Synopsis
Angela Dorothea Kasner, better known as Angela Merkel, was born in Hamburg, West Germany, on July 17, 1954. Trained as a physicist, Merkel entered politics after the 1989 fall of the Berlin Wall. Rising to the position of chairwoman of the Christian Democratic Union party, Merkel became Germany's first female chancellor, and one of the leading figures of the European Union, following the 2005 national elections.
Early Years
German stateswoman and chancellor Angela Merkel was born Angela Dorothea Kasner on July 17, 1954, in Hamburg, Germany. The daughter of a Lutheran pastor and teacher who moved his family east to pursue his theology studies, Merkel grew up in a rural area north of Berlin in the then German Democratic Republic. She studied physics at the University of Leipzig, earning a doctorate in 1978, and later worked as a chemist at the Central Institute for Physical Chemistry, Academy of Sciences from 1978 to 1990.
First Female Chancellor
After the fall of the Berlin Wall in 1989, Merkel joined the Christian Democratic Union (CDU) political party and soon after was appointed to Helmut Kohl's cabinet as minister for women and youth and later served as minister for the environment and nuclear safety. Following Kohl's defeat in the 1998 general election, she was named secretary-general of the CDU. In 2000, she was chosen party leader, but lost the CDU candidacy for chancellor to Edmund Stoiber in 2002.
In the 2005 election, Merkel narrowly defeated Chancellor Gerhard Schröder, winning by just three seats, and after the CDU agreed a coalition deal with the Social Democrats (SPD), she was declared Germany's first female chancellor. Merkel is also the first former citizen of the German Democratic Republic to lead the reunited Germany and the first woman to lead Germany since it became a modern nation-state in 1871. She was elected to a second term in 2009.

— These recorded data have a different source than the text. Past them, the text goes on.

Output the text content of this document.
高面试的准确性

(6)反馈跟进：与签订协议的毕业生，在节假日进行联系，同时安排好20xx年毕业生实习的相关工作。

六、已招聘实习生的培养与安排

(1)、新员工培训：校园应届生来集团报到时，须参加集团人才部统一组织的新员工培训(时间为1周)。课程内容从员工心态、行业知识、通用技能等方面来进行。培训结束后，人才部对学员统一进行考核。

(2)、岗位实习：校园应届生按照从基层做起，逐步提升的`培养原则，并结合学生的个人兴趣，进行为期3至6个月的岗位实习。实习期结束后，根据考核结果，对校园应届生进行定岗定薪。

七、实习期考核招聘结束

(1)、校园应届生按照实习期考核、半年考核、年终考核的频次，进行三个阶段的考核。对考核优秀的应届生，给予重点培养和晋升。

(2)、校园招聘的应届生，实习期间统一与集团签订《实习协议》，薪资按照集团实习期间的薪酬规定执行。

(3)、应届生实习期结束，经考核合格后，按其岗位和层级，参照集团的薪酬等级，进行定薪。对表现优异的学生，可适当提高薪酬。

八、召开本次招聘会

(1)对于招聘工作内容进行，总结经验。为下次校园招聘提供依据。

Merkel made headlines in October 2013 when she accused the U.S. National Security Agency of tapping her cell phone. At a summit of European leaders she chided the United States for this privacy breech, saying that "Spying among friends is never acceptable." Later reports revealed that the NSA may have been surveilling Merkel since 2002. Merkel was sworn in for a third term in December 2013.